Check out “Rush to the Finish Part 2: The Process of Going Through Recruitment” for more information on the formal (and informal) rush process, problems that may arise, and how to address what may meet you around the next corner.
- Jamie Schlansky
Let me start by saying that Greek life isn’t for everyone. This isn’t a blog post pushing for everyone to join the Greek community because then I would be feeding everyone information that may not be for them.
Do not believe the hype friends around you and your university may advertise. Joining a fraternity or sorority is a life changing experience; in some cases it is a life experience many wish they didn’t go through. Before choosing to rush or go through the intake process, you really need to sit down and think about the real reason you want to go Greek.
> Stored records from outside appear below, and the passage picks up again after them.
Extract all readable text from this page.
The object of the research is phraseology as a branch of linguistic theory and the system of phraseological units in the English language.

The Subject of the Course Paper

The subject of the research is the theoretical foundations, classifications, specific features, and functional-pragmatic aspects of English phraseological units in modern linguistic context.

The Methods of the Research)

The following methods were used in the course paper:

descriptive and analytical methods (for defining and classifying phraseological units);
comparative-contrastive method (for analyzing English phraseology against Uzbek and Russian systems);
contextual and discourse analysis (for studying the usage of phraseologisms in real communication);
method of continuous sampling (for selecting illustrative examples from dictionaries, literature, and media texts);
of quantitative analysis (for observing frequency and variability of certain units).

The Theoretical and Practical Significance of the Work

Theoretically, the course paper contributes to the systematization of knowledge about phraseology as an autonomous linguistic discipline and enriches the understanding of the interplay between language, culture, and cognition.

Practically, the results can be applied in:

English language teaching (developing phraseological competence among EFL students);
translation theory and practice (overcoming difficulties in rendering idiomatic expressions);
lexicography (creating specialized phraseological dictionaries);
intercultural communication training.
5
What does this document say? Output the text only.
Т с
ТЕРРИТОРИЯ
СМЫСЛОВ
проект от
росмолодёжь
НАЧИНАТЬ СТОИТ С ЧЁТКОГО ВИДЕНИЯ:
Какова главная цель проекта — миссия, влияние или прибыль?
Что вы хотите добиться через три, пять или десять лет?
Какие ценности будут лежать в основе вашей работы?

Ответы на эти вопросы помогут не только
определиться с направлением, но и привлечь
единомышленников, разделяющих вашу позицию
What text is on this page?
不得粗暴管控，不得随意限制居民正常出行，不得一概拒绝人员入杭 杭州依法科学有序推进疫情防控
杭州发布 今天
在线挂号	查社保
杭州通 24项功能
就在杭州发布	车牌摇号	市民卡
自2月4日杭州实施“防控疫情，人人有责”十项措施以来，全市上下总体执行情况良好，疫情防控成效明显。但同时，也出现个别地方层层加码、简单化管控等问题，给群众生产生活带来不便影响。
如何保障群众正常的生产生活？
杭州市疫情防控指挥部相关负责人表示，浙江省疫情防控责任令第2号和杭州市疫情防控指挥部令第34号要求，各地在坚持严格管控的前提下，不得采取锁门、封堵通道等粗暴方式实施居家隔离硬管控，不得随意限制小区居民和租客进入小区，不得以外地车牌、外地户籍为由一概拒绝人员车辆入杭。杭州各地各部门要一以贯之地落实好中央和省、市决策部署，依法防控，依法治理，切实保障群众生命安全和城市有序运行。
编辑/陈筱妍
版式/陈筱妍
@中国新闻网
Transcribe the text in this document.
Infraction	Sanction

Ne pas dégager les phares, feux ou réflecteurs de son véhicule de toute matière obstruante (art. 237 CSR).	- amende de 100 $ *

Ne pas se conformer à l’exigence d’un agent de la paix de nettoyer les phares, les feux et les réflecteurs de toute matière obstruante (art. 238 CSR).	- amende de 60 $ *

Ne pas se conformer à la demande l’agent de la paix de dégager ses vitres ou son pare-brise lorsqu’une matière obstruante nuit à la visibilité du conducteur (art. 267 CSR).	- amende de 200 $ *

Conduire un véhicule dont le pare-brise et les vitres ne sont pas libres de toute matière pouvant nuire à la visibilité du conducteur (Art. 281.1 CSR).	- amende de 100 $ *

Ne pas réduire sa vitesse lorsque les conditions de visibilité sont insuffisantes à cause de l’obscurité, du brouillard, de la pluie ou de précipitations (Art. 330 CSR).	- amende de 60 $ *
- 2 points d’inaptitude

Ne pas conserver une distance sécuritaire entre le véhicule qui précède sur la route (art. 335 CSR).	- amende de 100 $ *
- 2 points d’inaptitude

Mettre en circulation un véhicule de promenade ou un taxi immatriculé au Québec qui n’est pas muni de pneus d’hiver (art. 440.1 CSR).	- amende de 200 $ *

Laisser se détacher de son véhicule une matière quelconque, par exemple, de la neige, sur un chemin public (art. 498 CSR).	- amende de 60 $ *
When I was a freshman, I immediately became interested in everything my school had, including sorority life. There was something about having a huge group of sisters around me all the time that made me feel that I could have a group of friends for life. But my reasons for initially joining were all superficial. Oh, I love their colors, all my friends are doing it, I want to make paddles, etc. Those were my very first reasons because those were the only aspects I knew about Greek life.
If any of you have watched movies about fraternities and sororities, they don’t actually give you much information about the organizations’ mission or vision or even purpose for existence. The media does a fine job of showing people everything that gives Greek life a horrible name.
Did you know that when fraternities were created it was for service and served as an honor to men who wanted to make a difference? You probably wouldn’t know that through since shows like “Greek” portray fraternities to have huge houses with a lot of drinking and partying. If those are the reasons you want to become a part of an organization, think again…and think A LOT.
The summer before my sophomore year, I actually spent time researching the organizations on my campus and thinking about why I wanted to be a part of a sorority. I thought about the difference I wanted to make, the principles that are true to my heart and the footprints I wanted to create for others to walk in. It wasn’t until then that I knew the real reason I wanted to join a sorority. To this day, I can still tell everyone why I joined my organization and the impact I was able to create because I knew my organization was for me.
So, should you rush or go through the intake process? Only if your reasons are not superficial. I can go into a million things people say, and try to convince you that going Greek is the best decision you’ll ever make. But I won’t do that because being a part of any organization may not be the best decision for YOU. People who choose to join an organization for the wrong reasons are typically the same people who give Greek life a bad name. Don’t become one of those people. Think before you take the first step, and become a part of any organization that you feel will help you to become a better person. You don’t want to wake up one day and regret the decisions you made because you chose to follow the crowd.